Düsseldorf im Königreich Preußen, Stadtgeschichte in alten Ansichtskarten und zeitgenössischen Texten.
Düsseldorf 252.630 Einwohner – 1905 = 10. Platz der größten Städte des Deutschen Reichs.
Düsseldorf in der Provinz Rheinland im Königreich Preußen
Düsseldorf ist eine Stadt im Königreich Preußen, Provinz Rheinland und Hauptstadt (Stadtkreis) des gleichnamigen Regierungsbezirks, ehemals des Herzogtums Berg und liegt in einer fruchtbaren Ebene am rechten Ufer des Rheins, an der Mündung der Düssel und 50 Meter über dem Meer.
Düsseldorf besteht aus der Altstadt, dem ursprünglichen Düsseldorf mit engen, unregelmäßigen Straßen, der Karlstadt, der Neustadt, der Friedrichsstadt, der Königstadt, Pempelfort, Unterbilk, Oberbilk, Flingern, Derendorf und acht Außenortschaften.
Unter den öffentlichen Plätzen sind bemerkenswert der Alte Markt, seit 1711 mit der kolossalen bronzenen Reiterstatue des Kurfürsten Johann Wilhelm von der Pfalz (modelliert von Grupello) geschmückt, der Schwanenmarkt mit Springbrunnen, der Maxplatz mit der 1873 errichteten Mariensäule, der Kirchplatz mit Fontäne, der Corneliusplatz mit dem Corneliusdenkmal und Springbrunnen, der Schadowplatz mit dem Schadowdenkmal, der Wilhelmsplatz am Bahnhof, der Graf Adolf-, Königs-, Schiller- und Frankenplatz; mit Ausnahme des letzteren sind alle mit Anlagen versehen.
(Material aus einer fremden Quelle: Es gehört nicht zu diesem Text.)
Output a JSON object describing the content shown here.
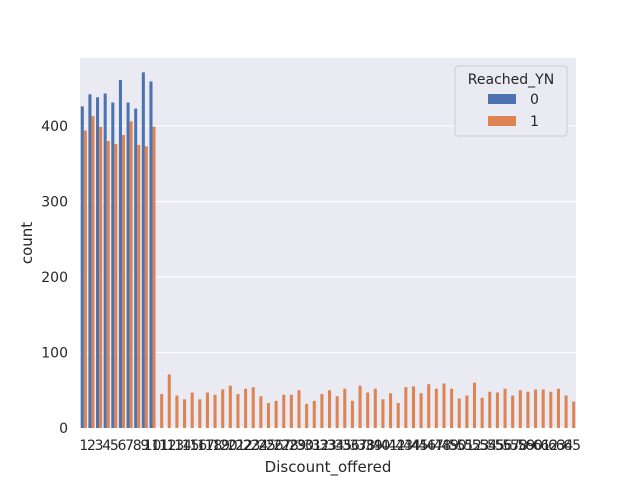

An neuen Denkmälern hat die Stadt Düsseldorf ein Denkmal Kaiser Wilhelms I. (modelliert von Janssen), ein Denkmal Bismarcks (von Rötger), ein Denkmal Moltkes (von Tüshaus u. Hammerschmidt), ein Kriegerdenkmal (von Hilgers) und Standbilder Immermanns und Mendelssohns. Unter den 37 gottesdienstlichen Gebäuden (26 katholische, 9 evangelische und eine Garnisonkirche, außerdem eine Synagoge) sind die St. Lambertspfarrkirche mit 58 m hohem Turm und Mausoleum des Herzogs Wilhelm IV. (auf dem Piedestal, von acht Löwen umgeben, ruht die Marmorstatue des Herzogs), die schön gebaute, aber mit Zierrat überladene Andreaskirche (ehemals Jesuiten- und Hofkirche, von 1620) mit der Fürstengruft, die Maximilianskirche mit schönen, neuen Fresken,
die angeblich im 8. Jahrhundert gegründete, jetzt restaurierte romanische Martinskirche, die neue gotische Marienkirche, die romanische Rochuskirche, die mit schönen Fresken ausgemalte Friedenskirche und die romanische Johanniskirche hervorzuheben. Die bemerkenswertesten weltlichen Gebäude sind das Regierungsgebäude (ehemals Jesuitenkollegium), das Postgebäude im italienischen Palaststil, das Rathaus (auf dem Alten Markt, 1567 erbaut), das Landgerichtsgebäude, die städtische Tonhalle mit drei großen Festsälen, das Künstlerhaus Malkasten, das Stadttheater, das Provinzialständehaus in reichem italienischen Renaissancestil, die Kunstakademie im strengen Renaissancestil, die Kunsthalle, die Kunstgewerbeschule, das Kunstgewerbemuseum, das historische Museum etc.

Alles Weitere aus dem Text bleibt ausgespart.